Эти шесть лекций были опубликованы на французском языке под названием Poétique musicale sous forme de six leçons [«Музыкальная поэтика в шести лекциях» (фр.).] и принадлежат к выдающейся серии лекций Чарльза Элиота Нортона по поэтике в Гарвардском университете. Первоначальный текст давно не печатается и сейчас уже недоступен.

Стравинский рассказывал, как он был благодарен, что смог проверить черновик этого текста вместе со своим другом Полем Валери [Поль Валери (1871–1945) — французский поэт, прозаик, философ.], так как французский для него неродной язык [Igor Stravinsky and Robert Craft, Memoirs and Commentaries (Faber and Faber: London, 1960). P. 74. — Примеч. иностр. изд.]. Это сотрудничество двух приверженцев точности поистине очаровательно. Не менее очаровательна и поучительна и другая деталь, которой музыкант поделился с нами: «Даже сейчас, спустя полвека после того, как я покинул мир, говорящий на русском, я по-прежнему думаю по-русски, а на других языках говорю, переводя с него» [Igor Stravinsky and Robert Craft, Expositions and Development (Faber and Faber: London, 1962). P. 18. — Примеч. иностр. изд.]. Вавилонская башня и дух стремления к единству, я думаю, несовместимы.

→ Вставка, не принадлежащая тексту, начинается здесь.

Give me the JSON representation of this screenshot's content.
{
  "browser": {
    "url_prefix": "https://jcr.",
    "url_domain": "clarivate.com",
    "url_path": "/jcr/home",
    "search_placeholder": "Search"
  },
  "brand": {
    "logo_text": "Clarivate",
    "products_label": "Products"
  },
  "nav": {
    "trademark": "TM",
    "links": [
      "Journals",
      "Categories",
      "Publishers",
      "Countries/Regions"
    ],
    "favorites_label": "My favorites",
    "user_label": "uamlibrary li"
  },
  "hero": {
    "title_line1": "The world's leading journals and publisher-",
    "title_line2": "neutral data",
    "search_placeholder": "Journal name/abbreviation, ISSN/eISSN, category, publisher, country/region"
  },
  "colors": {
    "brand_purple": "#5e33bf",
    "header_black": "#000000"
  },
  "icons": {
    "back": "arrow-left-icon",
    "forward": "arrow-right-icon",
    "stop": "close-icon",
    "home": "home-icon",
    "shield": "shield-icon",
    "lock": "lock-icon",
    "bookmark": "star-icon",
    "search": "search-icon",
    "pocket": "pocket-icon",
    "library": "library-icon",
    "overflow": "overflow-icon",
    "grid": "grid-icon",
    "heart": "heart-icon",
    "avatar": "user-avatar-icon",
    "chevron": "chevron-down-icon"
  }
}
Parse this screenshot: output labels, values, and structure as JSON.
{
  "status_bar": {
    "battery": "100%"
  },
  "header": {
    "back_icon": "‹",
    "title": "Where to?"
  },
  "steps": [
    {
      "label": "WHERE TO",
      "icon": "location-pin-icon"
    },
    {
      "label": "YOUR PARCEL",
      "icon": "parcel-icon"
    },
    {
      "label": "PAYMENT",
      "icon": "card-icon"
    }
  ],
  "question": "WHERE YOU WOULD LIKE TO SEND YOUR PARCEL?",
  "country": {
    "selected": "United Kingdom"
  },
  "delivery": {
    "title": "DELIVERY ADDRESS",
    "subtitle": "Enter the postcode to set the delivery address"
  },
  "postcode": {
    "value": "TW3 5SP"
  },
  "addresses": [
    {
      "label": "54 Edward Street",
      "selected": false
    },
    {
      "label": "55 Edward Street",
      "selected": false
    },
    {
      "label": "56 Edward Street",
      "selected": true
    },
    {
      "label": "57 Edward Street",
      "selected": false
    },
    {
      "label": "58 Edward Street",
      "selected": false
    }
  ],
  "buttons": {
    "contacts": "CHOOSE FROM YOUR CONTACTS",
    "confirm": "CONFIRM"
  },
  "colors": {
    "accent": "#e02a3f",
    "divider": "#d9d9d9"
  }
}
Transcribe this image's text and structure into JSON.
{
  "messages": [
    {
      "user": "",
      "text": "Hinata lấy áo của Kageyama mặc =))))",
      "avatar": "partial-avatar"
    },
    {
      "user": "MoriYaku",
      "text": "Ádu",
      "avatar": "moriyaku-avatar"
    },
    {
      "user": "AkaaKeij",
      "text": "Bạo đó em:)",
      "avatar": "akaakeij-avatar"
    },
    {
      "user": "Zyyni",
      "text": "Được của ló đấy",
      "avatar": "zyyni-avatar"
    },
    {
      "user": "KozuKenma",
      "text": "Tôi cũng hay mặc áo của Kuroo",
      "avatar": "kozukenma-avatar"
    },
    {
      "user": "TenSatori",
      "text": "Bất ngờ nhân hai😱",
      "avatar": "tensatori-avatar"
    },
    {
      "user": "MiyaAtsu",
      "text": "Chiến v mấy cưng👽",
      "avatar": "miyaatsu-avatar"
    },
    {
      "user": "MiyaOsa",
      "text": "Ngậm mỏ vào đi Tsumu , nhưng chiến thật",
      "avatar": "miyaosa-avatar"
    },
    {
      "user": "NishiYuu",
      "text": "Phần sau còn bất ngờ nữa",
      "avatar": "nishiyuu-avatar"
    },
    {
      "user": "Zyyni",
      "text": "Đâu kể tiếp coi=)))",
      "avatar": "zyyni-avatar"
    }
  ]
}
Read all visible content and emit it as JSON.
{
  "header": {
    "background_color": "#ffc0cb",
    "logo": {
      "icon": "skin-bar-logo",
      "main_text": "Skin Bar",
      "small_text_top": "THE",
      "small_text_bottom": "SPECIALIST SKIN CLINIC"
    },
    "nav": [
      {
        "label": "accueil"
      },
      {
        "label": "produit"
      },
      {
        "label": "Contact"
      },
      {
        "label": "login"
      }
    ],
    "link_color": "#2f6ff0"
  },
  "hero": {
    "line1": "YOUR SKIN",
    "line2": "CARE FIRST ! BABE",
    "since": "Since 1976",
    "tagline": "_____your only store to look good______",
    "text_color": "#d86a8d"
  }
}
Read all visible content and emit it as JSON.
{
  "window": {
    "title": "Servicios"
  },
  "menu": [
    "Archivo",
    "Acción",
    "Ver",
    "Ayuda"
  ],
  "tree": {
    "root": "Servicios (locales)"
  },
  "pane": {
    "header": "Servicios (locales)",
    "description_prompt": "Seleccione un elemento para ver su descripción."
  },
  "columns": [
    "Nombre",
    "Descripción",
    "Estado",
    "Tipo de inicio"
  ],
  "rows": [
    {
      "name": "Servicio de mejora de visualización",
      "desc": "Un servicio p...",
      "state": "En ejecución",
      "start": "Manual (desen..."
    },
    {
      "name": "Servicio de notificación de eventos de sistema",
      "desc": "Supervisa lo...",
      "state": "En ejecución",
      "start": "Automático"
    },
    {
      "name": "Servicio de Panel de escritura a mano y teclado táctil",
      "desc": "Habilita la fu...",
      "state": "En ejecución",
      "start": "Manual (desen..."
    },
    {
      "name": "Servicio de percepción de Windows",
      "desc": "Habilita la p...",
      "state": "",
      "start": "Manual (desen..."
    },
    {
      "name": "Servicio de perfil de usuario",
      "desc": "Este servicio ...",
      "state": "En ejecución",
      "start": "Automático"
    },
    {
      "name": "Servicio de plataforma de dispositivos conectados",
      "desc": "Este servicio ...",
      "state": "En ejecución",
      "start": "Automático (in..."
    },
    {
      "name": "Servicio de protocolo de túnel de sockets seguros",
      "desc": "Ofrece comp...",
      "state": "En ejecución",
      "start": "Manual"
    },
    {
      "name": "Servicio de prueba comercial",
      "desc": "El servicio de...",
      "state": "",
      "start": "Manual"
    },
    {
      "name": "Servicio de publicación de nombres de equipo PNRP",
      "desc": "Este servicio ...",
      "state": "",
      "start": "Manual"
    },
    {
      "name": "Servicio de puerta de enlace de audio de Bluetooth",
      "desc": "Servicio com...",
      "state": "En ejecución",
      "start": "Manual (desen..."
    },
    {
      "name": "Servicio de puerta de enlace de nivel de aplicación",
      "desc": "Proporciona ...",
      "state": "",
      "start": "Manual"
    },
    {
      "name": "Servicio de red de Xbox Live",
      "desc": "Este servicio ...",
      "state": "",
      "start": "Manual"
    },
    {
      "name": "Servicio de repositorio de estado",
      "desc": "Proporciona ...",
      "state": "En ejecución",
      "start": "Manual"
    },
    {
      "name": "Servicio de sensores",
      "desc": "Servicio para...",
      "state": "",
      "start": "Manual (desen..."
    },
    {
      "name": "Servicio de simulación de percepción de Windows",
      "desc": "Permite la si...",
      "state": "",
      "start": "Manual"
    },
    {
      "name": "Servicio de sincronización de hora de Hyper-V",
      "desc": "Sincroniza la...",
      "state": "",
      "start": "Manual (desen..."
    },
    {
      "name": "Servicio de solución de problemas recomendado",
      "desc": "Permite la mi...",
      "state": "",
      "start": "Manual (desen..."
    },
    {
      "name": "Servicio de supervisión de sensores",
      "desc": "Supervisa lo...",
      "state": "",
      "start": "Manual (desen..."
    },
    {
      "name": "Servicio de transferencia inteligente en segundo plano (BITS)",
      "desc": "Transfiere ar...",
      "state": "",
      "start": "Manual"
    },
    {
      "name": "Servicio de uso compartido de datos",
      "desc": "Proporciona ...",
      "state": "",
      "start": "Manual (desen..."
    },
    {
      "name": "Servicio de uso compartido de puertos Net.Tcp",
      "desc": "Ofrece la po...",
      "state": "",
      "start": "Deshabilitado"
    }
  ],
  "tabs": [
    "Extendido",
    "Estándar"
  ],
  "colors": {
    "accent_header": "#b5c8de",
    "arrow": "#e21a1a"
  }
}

Стравинский в Гарварде напоминает мне Поля Валери. Когда я учился в Париже примерно году в 1922-м, Валери очень много значил для меня. И позднее, когда я говорил с людьми старше меня, которые знали его, я всегда бывал тронут: они все любили Валери. Я никогда не забуду один осенний вечер в крошечном кабинете Т. С. Элиота в издательстве «Фабер и Фабер», когда поэт, написавший «Квартеты» [«Четыре квартета», цикл из четырех поэм Томаса Стернза Элиота.], заканчивая наш разговор о Валери, произнес: «Он был настолько умен, что в нем вообще не было тщеславия».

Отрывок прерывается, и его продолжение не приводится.